Pantau Media Lewat Blog!


Photo by Jess Bailey on Unsplash



Dalam cita-cita demokrasi, media adalah anjing penjaga yang setia. Ia memastikan agar kebenaran, dan tiada lain selain kebenaran, sampai ke telinga publik. Tetapi, apakah kebenaran itu? Berita yang ditulis oleh para wartawan selalu adalah realita yang telah dibentuk di atas kelindan kepentingan ekonomi dan politik, dan di sinilah peran bloggers menjadi menarik. Melalui mekanisme produksi dan distribusi gagasan yang lebih inklusif, bloggers memiliki potensi menjadi penjaganya anjing penjaga (watchdog watcher), melalui kritik terhadap konten media mainstream.

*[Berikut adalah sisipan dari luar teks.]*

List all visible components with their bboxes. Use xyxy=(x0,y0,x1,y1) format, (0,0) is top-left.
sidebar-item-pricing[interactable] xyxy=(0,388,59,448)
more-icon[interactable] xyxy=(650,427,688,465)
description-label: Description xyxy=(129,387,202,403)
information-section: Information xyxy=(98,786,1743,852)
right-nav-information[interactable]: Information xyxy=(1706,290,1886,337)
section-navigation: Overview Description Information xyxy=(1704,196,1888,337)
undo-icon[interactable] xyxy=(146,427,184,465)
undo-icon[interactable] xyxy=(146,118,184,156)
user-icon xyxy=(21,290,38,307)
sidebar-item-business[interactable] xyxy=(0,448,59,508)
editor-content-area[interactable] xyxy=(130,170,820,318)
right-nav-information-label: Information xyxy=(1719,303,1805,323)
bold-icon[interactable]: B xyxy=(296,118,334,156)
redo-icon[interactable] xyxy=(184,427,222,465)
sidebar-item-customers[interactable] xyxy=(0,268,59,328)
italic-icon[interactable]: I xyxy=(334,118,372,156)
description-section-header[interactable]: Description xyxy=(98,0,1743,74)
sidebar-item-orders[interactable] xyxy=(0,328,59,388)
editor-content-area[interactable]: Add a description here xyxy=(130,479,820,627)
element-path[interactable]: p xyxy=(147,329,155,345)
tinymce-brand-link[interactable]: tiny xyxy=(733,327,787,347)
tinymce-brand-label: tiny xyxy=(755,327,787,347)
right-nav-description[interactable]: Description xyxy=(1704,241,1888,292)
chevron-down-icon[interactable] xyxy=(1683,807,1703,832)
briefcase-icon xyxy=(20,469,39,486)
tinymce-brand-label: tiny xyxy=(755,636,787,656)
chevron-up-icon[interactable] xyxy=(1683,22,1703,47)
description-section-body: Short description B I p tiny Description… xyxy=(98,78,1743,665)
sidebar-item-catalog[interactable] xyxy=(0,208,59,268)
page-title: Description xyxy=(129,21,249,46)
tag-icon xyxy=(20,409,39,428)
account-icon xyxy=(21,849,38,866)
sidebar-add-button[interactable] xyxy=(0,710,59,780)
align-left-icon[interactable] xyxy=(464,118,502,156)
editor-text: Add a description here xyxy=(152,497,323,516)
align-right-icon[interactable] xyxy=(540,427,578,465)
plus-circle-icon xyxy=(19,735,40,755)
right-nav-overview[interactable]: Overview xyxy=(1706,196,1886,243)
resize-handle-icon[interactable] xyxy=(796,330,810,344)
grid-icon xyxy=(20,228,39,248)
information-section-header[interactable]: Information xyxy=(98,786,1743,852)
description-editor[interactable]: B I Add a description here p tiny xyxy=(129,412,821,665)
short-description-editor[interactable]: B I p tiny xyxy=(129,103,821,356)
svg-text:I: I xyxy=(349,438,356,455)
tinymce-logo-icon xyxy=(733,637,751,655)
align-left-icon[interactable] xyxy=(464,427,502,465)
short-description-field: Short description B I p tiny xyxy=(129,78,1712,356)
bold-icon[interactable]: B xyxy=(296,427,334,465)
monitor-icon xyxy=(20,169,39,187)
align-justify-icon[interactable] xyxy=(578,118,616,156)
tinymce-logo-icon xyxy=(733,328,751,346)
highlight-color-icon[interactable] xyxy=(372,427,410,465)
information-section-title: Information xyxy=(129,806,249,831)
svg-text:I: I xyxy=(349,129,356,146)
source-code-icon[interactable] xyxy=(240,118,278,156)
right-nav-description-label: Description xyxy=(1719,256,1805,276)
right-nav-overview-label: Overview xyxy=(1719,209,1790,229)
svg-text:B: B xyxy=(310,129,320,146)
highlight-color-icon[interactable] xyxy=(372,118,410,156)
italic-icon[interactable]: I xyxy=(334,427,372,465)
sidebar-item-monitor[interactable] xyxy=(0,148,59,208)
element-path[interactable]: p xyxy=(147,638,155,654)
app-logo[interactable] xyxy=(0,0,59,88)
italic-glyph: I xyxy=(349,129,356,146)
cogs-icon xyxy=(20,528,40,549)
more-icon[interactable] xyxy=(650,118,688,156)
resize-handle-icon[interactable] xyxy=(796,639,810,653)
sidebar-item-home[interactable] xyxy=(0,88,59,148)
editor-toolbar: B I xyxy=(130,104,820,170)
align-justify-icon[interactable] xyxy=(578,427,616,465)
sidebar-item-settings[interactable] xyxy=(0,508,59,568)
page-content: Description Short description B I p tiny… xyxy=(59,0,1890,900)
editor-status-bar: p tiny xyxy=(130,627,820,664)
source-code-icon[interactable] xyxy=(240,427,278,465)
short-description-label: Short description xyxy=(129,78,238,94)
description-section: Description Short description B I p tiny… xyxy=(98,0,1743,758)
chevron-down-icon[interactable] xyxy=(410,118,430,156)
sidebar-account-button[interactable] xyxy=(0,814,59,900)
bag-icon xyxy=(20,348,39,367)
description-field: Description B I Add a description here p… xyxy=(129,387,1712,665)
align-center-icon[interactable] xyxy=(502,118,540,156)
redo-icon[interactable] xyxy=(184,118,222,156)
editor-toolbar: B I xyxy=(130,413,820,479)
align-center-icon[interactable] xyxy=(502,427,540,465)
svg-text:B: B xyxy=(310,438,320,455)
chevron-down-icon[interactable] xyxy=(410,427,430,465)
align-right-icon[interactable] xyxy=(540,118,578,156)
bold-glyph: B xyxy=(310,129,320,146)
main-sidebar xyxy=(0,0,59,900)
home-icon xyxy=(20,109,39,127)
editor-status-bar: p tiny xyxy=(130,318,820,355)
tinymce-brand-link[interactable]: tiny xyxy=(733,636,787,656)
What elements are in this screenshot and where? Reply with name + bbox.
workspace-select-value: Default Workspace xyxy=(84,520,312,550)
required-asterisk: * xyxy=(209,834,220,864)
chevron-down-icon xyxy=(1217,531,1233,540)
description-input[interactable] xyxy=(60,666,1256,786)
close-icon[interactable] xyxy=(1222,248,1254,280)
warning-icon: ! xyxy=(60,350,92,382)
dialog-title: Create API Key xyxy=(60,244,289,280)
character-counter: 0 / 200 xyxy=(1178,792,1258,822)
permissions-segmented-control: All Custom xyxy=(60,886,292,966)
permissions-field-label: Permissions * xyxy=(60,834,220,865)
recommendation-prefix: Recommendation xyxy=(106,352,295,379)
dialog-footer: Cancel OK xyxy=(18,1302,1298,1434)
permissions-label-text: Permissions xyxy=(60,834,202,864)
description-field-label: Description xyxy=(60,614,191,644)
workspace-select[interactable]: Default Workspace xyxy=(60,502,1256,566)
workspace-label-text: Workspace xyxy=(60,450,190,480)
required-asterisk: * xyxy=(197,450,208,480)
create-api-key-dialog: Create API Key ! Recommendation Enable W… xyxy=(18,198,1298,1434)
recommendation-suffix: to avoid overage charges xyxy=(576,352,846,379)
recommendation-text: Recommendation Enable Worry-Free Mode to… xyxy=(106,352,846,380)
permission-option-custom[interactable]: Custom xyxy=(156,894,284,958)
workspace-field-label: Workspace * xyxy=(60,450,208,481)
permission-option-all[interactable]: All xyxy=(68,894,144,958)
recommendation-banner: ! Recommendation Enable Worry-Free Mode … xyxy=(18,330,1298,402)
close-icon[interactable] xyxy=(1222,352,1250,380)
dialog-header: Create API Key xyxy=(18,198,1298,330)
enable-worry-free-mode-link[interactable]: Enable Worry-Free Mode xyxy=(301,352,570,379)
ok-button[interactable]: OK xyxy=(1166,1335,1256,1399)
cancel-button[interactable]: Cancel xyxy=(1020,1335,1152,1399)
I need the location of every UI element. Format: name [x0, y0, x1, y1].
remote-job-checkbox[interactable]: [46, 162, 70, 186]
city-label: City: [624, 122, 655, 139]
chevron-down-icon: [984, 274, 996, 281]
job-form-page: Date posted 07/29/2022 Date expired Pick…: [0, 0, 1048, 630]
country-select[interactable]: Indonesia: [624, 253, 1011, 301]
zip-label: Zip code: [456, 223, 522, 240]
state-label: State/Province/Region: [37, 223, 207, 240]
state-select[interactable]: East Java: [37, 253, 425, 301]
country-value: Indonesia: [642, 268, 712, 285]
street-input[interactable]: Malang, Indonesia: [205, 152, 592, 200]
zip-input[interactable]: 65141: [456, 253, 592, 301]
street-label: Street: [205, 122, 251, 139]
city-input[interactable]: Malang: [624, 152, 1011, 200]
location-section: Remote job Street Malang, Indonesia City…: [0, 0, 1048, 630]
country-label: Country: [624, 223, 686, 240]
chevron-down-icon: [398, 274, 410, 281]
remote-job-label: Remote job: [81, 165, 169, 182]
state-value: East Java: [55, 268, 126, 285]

Istilah pilar kelima pertama kali digunakan oleh Dan D. Nimmo dan James E. Combs dalam buku mereka The Political Pundits (1992). Istilah “pundit” berasal dari bahasa Sansekerta “pandita” yang artinya mereka yang terpelajar (learned men), yang kemudian diadaptasi ke dalam bahasa India menjadi “pandit”. Kata ini awalnya untuk menyebut kaum dari kasta Brahmana yang pandai berbahasa Sansekerta, mengerti hukum Hindu dan petuah-petuah kuno. Dalam perkembangannya di India modern, kata “pandit” selain dilekatkan pada figur-figur yang dianggap memiliki pengetahuan lebih seperti  para guru, juga digunakan untuk menyebut tokoh yang memiliki otoritas dan pengaruh politis.

Pada abad ke-19, “pandit” masuk dalam kosakata bahasa Inggris dan konotasinya langsung meluas. Kata “pundit” digunakan untuk menyebut para ahli, yaitu mereka yang dianggap punya legitimasi dalam memberikan opini mengenai suatu hal. Mereka menganggap diri memahami konteks peristiwa, dan secara sadar memilih mana yang penting atau menarik untuk disampaikan pada khalayak, dan mana yang tidak. Termasuk di antara para pundits adalah para kritikus media, baik itu lembaga pengawas media (media watchdogs), analis, akademisi, maupun peneliti. Kata kritik sendiri berasal dari bahasa Latin criticus,yang artinya menentukan (“decisive”); bahasa Yunani kritikos yang berarti memahami (“to discern) dan kritos yang artinya memisahkan (“to separate”) atau memilih (“to choose”).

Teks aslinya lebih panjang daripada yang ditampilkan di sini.